Bei der Auswahl des geeigneten Datums geht es vor allem um eine zentrale Frage: Was soll dieser Tag für mich genau bedeuten? Prinzipiell eignet sich jedes Datum, das sich emotional aufladen lässt. Geburtstage oder auch der Beginn einer Jahreszeit sind ebenfalls denkbar.
Es lohnt sich in diesem Zusammenhang, die Vergangenheit nach bedeutenden persönlichen Ereignissen zu durchforsten; auch Jahrestage persönlicher Erinnerungen können für den Fresh-Start-Effect genutzt werden.
Es dürfte inzwischen klar geworden sein, dass es nicht immer der Jahreswechsel sein muss um sich Veränderungen vorzunehmen. Tatsächlich sprechen sogar einige gewichtige Argumente gegen den 1. Januar, da man zu diesem Zeitpunkt durch Weihnachtsstress und Silvesterpartys nicht unbedingt in einer guten Verfassung für erfolgreiche Veränderungen ist.
Vierter Schritt: Probleme und Rückschläge schon vorab einkalkulieren
Definitiv werden Probleme und Rückschläge kommen! Daran ändert auch die beste Planung und der Fresh-Start-Effect nichts.

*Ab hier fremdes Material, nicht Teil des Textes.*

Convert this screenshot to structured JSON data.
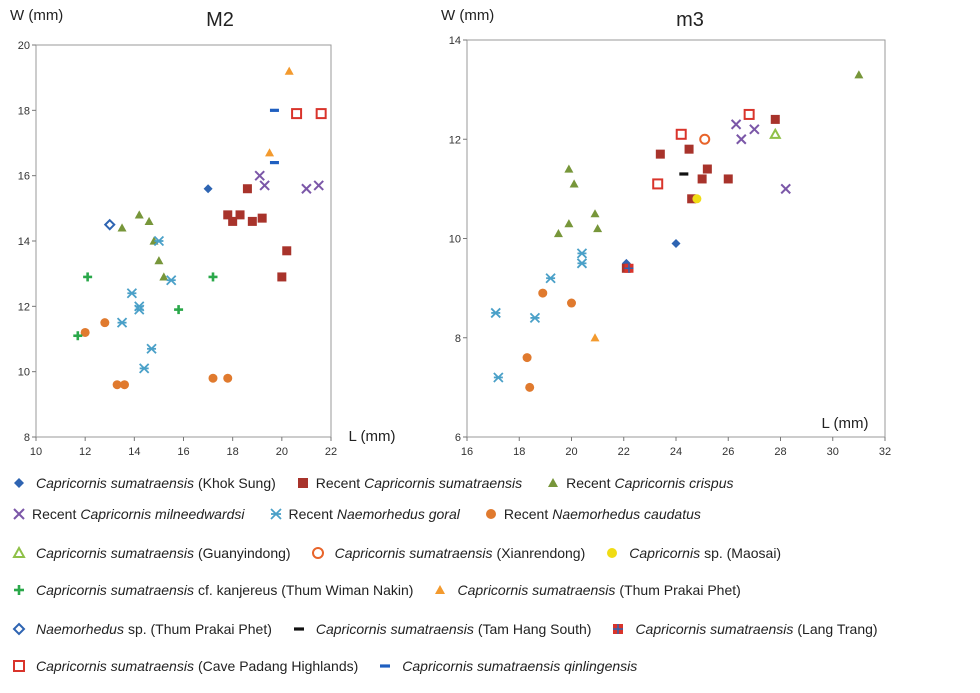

Die größte Gefahr besteht dabei nicht etwa darin, dass man bestimmte problematische Aspekte falsch eingeschätzt oder schlicht übersehen hat. Vielmehr können Probleme und Rückschläge ein komplettes Aufgeben mit sich bringen, was wiederum in Frustration und zukünftigen Selbstzweifeln resultiert.

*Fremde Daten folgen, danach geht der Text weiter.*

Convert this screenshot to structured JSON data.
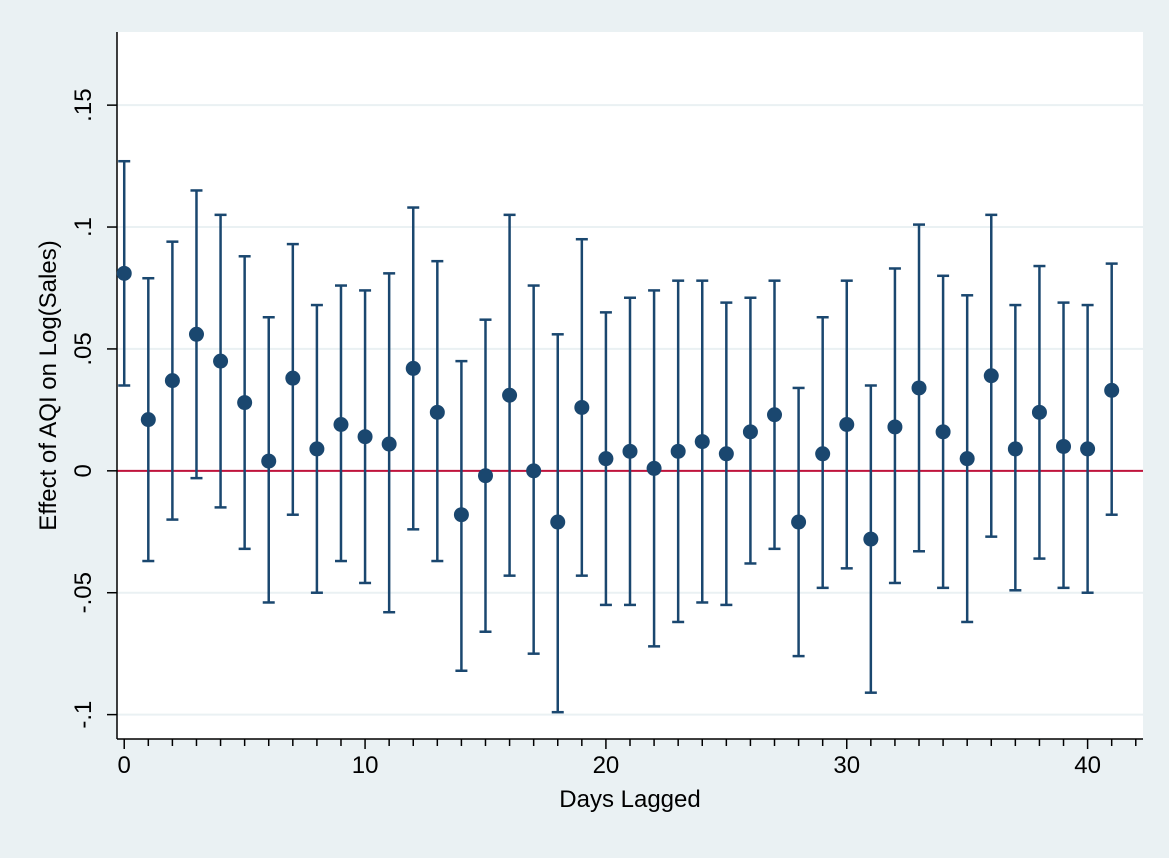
{
  "chart_data": {
    "type": "scatter",
    "xlabel": "Days Lagged",
    "ylabel": "Effect of AQI on Log(Sales)",
    "xlim": [
      -0.3,
      42.3
    ],
    "ylim": [
      -0.11,
      0.18
    ],
    "x_ticks": [
      0,
      10,
      20,
      30,
      40
    ],
    "x_tick_labels": [
      "0",
      "10",
      "20",
      "30",
      "40"
    ],
    "x_minor_ticks": [
      0,
      1,
      2,
      3,
      4,
      5,
      6,
      7,
      8,
      9,
      10,
      11,
      12,
      13,
      14,
      15,
      16,
      17,
      18,
      19,
      20,
      21,
      22,
      23,
      24,
      25,
      26,
      27,
      28,
      29,
      30,
      31,
      32,
      33,
      34,
      35,
      36,
      37,
      38,
      39,
      40,
      41,
      42
    ],
    "y_ticks": [
      -0.1,
      -0.05,
      0,
      0.05,
      0.1,
      0.15
    ],
    "y_tick_labels": [
      "-.1",
      "-.05",
      "0",
      ".05",
      ".1",
      ".15"
    ],
    "grid": true,
    "reference_line": {
      "y": 0,
      "color": "#c0143c"
    },
    "colors": {
      "background": "#eaf1f3",
      "plot_background": "#ffffff",
      "marker": "#1a476f",
      "grid": "#eaf1f3"
    },
    "points": [
      {
        "x": 0,
        "y": 0.081,
        "lo": 0.035,
        "hi": 0.127
      },
      {
        "x": 1,
        "y": 0.021,
        "lo": -0.037,
        "hi": 0.079
      },
      {
        "x": 2,
        "y": 0.037,
        "lo": -0.02,
        "hi": 0.094
      },
      {
        "x": 3,
        "y": 0.056,
        "lo": -0.003,
        "hi": 0.115
      },
      {
        "x": 4,
        "y": 0.045,
        "lo": -0.015,
        "hi": 0.105
      },
      {
        "x": 5,
        "y": 0.028,
        "lo": -0.032,
        "hi": 0.088
      },
      {
        "x": 6,
        "y": 0.004,
        "lo": -0.054,
        "hi": 0.063
      },
      {
        "x": 7,
        "y": 0.038,
        "lo": -0.018,
        "hi": 0.093
      },
      {
        "x": 8,
        "y": 0.009,
        "lo": -0.05,
        "hi": 0.068
      },
      {
        "x": 9,
        "y": 0.019,
        "lo": -0.037,
        "hi": 0.076
      },
      {
        "x": 10,
        "y": 0.014,
        "lo": -0.046,
        "hi": 0.074
      },
      {
        "x": 11,
        "y": 0.011,
        "lo": -0.058,
        "hi": 0.081
      },
      {
        "x": 12,
        "y": 0.042,
        "lo": -0.024,
        "hi": 0.108
      },
      {
        "x": 13,
        "y": 0.024,
        "lo": -0.037,
        "hi": 0.086
      },
      {
        "x": 14,
        "y": -0.018,
        "lo": -0.082,
        "hi": 0.045
      },
      {
        "x": 15,
        "y": -0.002,
        "lo": -0.066,
        "hi": 0.062
      },
      {
        "x": 16,
        "y": 0.031,
        "lo": -0.043,
        "hi": 0.105
      },
      {
        "x": 17,
        "y": 0.0,
        "lo": -0.075,
        "hi": 0.076
      },
      {
        "x": 18,
        "y": -0.021,
        "lo": -0.099,
        "hi": 0.056
      },
      {
        "x": 19,
        "y": 0.026,
        "lo": -0.043,
        "hi": 0.095
      },
      {
        "x": 20,
        "y": 0.005,
        "lo": -0.055,
        "hi": 0.065
      },
      {
        "x": 21,
        "y": 0.008,
        "lo": -0.055,
        "hi": 0.071
      },
      {
        "x": 22,
        "y": 0.001,
        "lo": -0.072,
        "hi": 0.074
      },
      {
        "x": 23,
        "y": 0.008,
        "lo": -0.062,
        "hi": 0.078
      },
      {
        "x": 24,
        "y": 0.012,
        "lo": -0.054,
        "hi": 0.078
      },
      {
        "x": 25,
        "y": 0.007,
        "lo": -0.055,
        "hi": 0.069
      },
      {
        "x": 26,
        "y": 0.016,
        "lo": -0.038,
        "hi": 0.071
      },
      {
        "x": 27,
        "y": 0.023,
        "lo": -0.032,
        "hi": 0.078
      },
      {
        "x": 28,
        "y": -0.021,
        "lo": -0.076,
        "hi": 0.034
      },
      {
        "x": 29,
        "y": 0.007,
        "lo": -0.048,
        "hi": 0.063
      },
      {
        "x": 30,
        "y": 0.019,
        "lo": -0.04,
        "hi": 0.078
      },
      {
        "x": 31,
        "y": -0.028,
        "lo": -0.091,
        "hi": 0.035
      },
      {
        "x": 32,
        "y": 0.018,
        "lo": -0.046,
        "hi": 0.083
      },
      {
        "x": 33,
        "y": 0.034,
        "lo": -0.033,
        "hi": 0.101
      },
      {
        "x": 34,
        "y": 0.016,
        "lo": -0.048,
        "hi": 0.08
      },
      {
        "x": 35,
        "y": 0.005,
        "lo": -0.062,
        "hi": 0.072
      },
      {
        "x": 36,
        "y": 0.039,
        "lo": -0.027,
        "hi": 0.105
      },
      {
        "x": 37,
        "y": 0.009,
        "lo": -0.049,
        "hi": 0.068
      },
      {
        "x": 38,
        "y": 0.024,
        "lo": -0.036,
        "hi": 0.084
      },
      {
        "x": 39,
        "y": 0.01,
        "lo": -0.048,
        "hi": 0.069
      },
      {
        "x": 40,
        "y": 0.009,
        "lo": -0.05,
        "hi": 0.068
      },
      {
        "x": 41,
        "y": 0.033,
        "lo": -0.018,
        "hi": 0.085
      }
    ]
  }
}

Deutlich besser ist es, Probleme bereits vorab einzukalkulieren und entsprechende Gegenstrategien zu entwickeln. Wenn der Neustart nicht so geschmeidig wie erwartet verläuft, kann dies auch dazu genutzt werden, um mit gesteigerten Anstrengungen gegenzusteuern und so wieder auf Kurs zu kommen.
Fazit: Chancen und Grenzen des Fresh-Start-Effects
Wie der Beitrag zeigte, ist der Fresh-Start-Effect kein Wundermittel mit Erfolgsgarantie. Allerdings stellt er ein wirkungsvolles Mittel dar um trotz vergangener Niederlagen und Misserfolge eine optimistische Sicht auf zukünftige Projekte zu entwickeln.

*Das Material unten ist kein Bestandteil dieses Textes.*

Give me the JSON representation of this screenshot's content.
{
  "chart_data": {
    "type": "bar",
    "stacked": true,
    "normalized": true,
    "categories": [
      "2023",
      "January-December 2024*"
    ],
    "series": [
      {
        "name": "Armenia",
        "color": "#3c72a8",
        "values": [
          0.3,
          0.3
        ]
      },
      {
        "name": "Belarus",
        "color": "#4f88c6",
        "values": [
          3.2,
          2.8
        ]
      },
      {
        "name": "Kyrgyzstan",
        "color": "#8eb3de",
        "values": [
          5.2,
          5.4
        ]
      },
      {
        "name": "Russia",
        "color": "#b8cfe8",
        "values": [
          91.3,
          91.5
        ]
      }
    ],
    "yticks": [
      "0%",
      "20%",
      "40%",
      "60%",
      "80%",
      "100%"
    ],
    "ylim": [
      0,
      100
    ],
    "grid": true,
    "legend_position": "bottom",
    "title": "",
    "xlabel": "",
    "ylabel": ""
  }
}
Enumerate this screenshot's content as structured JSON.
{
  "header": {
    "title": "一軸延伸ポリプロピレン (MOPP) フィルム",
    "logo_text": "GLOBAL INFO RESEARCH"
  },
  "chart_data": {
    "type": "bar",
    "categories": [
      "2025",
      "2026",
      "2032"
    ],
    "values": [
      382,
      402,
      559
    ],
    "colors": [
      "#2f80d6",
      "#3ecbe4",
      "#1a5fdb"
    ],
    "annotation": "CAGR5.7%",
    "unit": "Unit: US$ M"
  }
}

Der terminierte und emotional aufgeladene Neustart kann so dabei helfen, aktiv zu werden und Veränderungen anzustoßen. Besonders wer sich hartnäckig seinen Selbstzweifeln hingibt und deshalb nicht in die Gänge kommt, kann sich so selbst überlisten. Die Trennung zwischen vergangenem und zukünftigen Selbst als Kunstgriff stellt somit ein wertvolles Instrument gegen das permanente Verharren in unbefriedigenden Situationen dar.
Dabei darf nie vergessen werden, dass umfassende Veränderungen neben dem Strohfeuer kurzfristiger Begeisterung für den Neustart und schnell erschöpfter Willenskraft auch Durchhaltevermögen und gute d. h. realistische Planung brauchen.